Bei der Beurteilung der Steuergefährdung kommt der leichten Verwertbarkeit
und Verschiebbarkeit des vorhandenen Vermögens erhebliche Bedeutung zu (vgl.
StR 2004 40 E. 4.1).
2.2 Ob der von der Steuerverwaltung anfänglich in den Vordergrund gerückte
Sicherstellungsgrund des fehlenden schweizerischen Wohnsitzes hier gegeben
ist, kann dahingestellt bleiben. Ebenfalls nicht weiter zu prüfen ist, ob die
Abreise der Beschwerdeführer im Dezember 2005 erfolgte, um nach der Eröffnung
des Strafverfahrens einer Verhaftung zu entgehen. Auf jeden Fall haben die
Behörden eine Steuergefährdung rechtsgenüglich dargetan. Aus dem Bericht vom
19. Dezember 2005 geht hervor, dass die dem Beschwerdeführer ausbezahlten
Kommissionen von 4% diesem persönlich zukamen und daraus entgegen dessen
Darstellung nicht weitere Unkosten bzw. Unterkommissionen bezahlt werden
mussten. Somit hatte die Steuerverwaltung genügenden Grund zur Annahme, dass
der Beschwerdeführer sein Einkommen über längere Zeit unkorrekt deklariert
haben könnte. Dieser Verdacht hat sich inzwischen bestätigt, sind doch im
Laufe der Untersuchung verschiedene Bankkonten zum Vorschein gekommen, deren
Existenz der Beschwerdeführer den Steuerbehörden verheimlicht hatte und von
denen noch im Sommer 2006 bedeutende Beträge bar bezogen worden sind. Diese
nachträglichen Erkenntnisse sind vom Beschwerdeführer eingestanden worden.

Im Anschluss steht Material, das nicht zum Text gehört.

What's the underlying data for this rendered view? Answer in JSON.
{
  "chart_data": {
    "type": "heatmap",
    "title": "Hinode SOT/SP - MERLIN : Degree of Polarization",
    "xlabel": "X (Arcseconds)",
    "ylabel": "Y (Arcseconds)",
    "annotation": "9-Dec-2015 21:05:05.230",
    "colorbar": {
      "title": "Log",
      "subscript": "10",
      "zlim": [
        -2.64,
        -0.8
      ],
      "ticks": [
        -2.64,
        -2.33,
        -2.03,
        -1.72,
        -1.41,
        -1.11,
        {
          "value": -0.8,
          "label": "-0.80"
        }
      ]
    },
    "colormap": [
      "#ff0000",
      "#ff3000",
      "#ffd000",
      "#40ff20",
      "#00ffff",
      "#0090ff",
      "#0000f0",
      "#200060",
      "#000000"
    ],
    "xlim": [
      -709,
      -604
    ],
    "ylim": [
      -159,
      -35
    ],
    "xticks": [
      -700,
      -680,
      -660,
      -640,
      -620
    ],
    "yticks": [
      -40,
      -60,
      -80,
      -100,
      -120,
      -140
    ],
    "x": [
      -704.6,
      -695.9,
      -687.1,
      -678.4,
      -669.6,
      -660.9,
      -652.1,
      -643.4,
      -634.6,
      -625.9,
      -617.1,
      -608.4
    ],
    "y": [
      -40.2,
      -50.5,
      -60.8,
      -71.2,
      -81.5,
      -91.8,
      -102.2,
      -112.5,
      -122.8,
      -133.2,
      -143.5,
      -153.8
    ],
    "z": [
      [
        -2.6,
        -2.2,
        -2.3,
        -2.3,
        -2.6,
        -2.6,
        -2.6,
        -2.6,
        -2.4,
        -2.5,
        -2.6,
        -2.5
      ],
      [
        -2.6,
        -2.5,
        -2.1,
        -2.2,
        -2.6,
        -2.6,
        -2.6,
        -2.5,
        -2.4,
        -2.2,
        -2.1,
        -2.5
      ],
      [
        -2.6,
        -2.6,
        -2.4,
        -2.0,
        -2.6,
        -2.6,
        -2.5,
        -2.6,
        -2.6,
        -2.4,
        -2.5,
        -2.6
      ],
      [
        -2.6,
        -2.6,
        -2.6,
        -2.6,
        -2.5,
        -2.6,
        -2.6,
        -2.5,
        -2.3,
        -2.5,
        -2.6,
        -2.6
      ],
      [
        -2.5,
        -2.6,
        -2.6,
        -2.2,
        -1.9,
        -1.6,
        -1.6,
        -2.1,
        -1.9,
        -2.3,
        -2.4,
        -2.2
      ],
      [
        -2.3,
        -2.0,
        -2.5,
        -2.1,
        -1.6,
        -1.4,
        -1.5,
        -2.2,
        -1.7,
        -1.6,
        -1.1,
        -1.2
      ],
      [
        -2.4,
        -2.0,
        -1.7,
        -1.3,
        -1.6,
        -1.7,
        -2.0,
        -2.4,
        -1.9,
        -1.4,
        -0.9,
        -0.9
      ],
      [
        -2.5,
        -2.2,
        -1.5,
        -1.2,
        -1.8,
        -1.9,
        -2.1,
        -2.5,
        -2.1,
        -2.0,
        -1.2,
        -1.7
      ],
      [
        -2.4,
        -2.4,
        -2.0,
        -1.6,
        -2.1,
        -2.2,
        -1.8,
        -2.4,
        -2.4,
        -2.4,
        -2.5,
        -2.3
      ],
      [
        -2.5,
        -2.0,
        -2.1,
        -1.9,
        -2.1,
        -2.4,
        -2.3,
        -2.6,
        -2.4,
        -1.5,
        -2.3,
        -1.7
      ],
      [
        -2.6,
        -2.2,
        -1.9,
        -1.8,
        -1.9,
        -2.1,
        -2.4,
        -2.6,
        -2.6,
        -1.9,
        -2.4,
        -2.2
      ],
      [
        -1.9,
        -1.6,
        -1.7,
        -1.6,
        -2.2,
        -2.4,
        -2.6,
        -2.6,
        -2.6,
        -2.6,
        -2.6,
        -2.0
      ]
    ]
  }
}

Sie lassen seine Bestreitungen bzw. seine eigene Sachdarstellung (namentlich
in Bezug auf die Provisionen) generell als unglaubhaft erscheinen und dürfen
nach der Praxis im vorliegenden Verfahren mitberücksichtigt werden (vgl.
E. 1.3 oben).

Gesamthaft haben die Steuerbehörden hinreichend glaubhaft gemacht, dass der
Beschwerdeführer jahrelang und systematisch einen beträchtlichen Teil seiner
Einkünfte nicht deklariert und umfangreiche Vermögenswerte auf verschiedenen
Bankkonten verheimlicht hat. Für eine Gefährdung der Steuerforderung sprechen
weiter die unübersichtlichen Aufenthaltsverhältnisse und die unter den
gegebenen Umständen nicht völlig von der Hand zu weisende Fluchtgefahr.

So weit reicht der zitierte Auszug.